Abstract

In this current study, the electrophoretic deposition (EPD) process of polyaniline (PANI) is reported kinetically via the use of response surface methodology (RSM) with a focus on the three models of kinetics; Hamaker, Zhang, and Baldisseri using both statistical and quantitative techniques. The particles of formic acid and acetonitrile-based suspensions as a result of the electrostatic interaction were evaluated using particle size and zeta potential analyses. The fundamentals of PANI-EPD kinetics were used to demonstrate the influence of the EPD parameters on the properties of the deposited films over an interval of 180–600 s. The cathodic reduction during PANI-EPD simultaneously, the entanglement process and the control of the kinetics was once reported. Therefore, low voltages were used to avoid significant loss of PANI, which decreases during the EPD process, initiated by physicochemical characterization (SEM, FT-IR and XRD). The effect of deposition time and deposition voltage on PANI-EPD kinetics at intervals (180–600 s) was quantified by RSM. Accordingly, the result obtained obeyed a linear growth law consistent with Hamaker’s' law.

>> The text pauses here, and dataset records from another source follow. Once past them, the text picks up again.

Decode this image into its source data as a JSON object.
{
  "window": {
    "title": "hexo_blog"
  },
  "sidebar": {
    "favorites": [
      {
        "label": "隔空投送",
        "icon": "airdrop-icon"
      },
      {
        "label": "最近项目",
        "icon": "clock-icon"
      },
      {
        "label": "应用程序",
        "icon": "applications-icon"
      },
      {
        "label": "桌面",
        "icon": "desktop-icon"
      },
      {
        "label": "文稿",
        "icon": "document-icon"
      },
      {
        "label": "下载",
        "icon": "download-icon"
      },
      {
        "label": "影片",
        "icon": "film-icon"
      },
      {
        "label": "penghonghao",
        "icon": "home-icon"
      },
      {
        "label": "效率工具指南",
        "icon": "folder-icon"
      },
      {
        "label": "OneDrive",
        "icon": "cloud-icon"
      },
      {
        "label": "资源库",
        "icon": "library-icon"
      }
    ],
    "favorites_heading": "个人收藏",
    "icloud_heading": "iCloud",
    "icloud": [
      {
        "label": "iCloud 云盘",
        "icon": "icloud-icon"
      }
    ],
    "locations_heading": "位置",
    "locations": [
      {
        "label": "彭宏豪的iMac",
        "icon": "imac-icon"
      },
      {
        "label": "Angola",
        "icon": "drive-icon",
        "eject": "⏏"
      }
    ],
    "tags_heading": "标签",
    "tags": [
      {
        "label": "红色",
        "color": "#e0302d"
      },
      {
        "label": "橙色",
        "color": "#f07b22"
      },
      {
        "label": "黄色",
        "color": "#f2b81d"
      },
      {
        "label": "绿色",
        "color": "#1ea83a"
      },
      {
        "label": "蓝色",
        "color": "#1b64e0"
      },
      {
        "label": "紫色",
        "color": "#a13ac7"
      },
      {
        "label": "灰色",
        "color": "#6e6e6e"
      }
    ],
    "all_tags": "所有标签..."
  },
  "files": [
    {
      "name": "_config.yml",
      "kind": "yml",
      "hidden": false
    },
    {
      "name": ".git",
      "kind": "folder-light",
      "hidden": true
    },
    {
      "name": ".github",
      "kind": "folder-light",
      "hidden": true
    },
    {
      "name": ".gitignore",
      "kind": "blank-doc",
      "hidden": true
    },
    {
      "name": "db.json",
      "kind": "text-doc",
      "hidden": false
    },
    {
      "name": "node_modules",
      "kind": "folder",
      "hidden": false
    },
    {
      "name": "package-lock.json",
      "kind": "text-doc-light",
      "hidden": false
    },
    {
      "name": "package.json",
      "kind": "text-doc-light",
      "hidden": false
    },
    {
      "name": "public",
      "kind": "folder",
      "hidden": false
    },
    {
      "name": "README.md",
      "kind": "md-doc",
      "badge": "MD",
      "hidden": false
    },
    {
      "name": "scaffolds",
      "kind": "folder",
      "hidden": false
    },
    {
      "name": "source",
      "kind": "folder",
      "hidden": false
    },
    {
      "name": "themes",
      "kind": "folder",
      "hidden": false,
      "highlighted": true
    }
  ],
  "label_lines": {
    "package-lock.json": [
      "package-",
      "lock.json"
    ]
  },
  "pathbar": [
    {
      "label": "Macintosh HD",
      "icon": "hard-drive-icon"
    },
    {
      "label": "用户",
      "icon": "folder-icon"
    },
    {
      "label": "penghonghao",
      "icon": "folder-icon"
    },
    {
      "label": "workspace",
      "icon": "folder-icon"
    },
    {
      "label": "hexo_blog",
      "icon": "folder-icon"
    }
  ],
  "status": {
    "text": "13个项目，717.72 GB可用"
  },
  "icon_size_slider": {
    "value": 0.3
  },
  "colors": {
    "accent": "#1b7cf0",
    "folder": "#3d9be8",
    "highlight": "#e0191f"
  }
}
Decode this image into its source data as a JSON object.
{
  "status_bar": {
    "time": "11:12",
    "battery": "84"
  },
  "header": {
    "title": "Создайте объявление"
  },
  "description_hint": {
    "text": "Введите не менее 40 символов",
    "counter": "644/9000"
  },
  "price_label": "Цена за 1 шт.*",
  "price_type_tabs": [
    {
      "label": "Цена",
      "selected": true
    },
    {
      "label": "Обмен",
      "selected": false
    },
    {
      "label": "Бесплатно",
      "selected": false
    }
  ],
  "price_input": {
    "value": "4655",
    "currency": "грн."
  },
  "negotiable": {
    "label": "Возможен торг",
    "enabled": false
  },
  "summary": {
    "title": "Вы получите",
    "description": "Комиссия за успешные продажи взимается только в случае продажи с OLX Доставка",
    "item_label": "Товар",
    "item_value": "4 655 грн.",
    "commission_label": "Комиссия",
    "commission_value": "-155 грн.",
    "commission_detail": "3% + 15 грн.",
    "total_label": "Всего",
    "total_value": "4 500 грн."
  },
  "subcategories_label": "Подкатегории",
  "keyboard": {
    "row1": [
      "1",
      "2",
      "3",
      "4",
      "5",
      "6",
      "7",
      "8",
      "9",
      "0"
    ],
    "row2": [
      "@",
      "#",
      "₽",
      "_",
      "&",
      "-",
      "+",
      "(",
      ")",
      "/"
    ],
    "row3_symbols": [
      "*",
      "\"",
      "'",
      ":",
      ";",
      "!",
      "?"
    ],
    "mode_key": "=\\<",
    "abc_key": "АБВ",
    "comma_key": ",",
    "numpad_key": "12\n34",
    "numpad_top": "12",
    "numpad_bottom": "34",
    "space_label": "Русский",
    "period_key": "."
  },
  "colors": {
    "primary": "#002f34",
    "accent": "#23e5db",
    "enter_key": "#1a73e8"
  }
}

For comparison, optical absorbance and profilometry provide an approximation of PANI's deposition rate, extinction coefficient, and density. Again, the Baldisseri model was able to reproduce experimental data well alongside some other semi-empirical equations of kinetics. The study is very significant in terms of the process through which thermal degradation occurs and as a result used this to anticipate the thermal stability of a process, thereby avoiding thermal degradation of polymer products as an industrial application.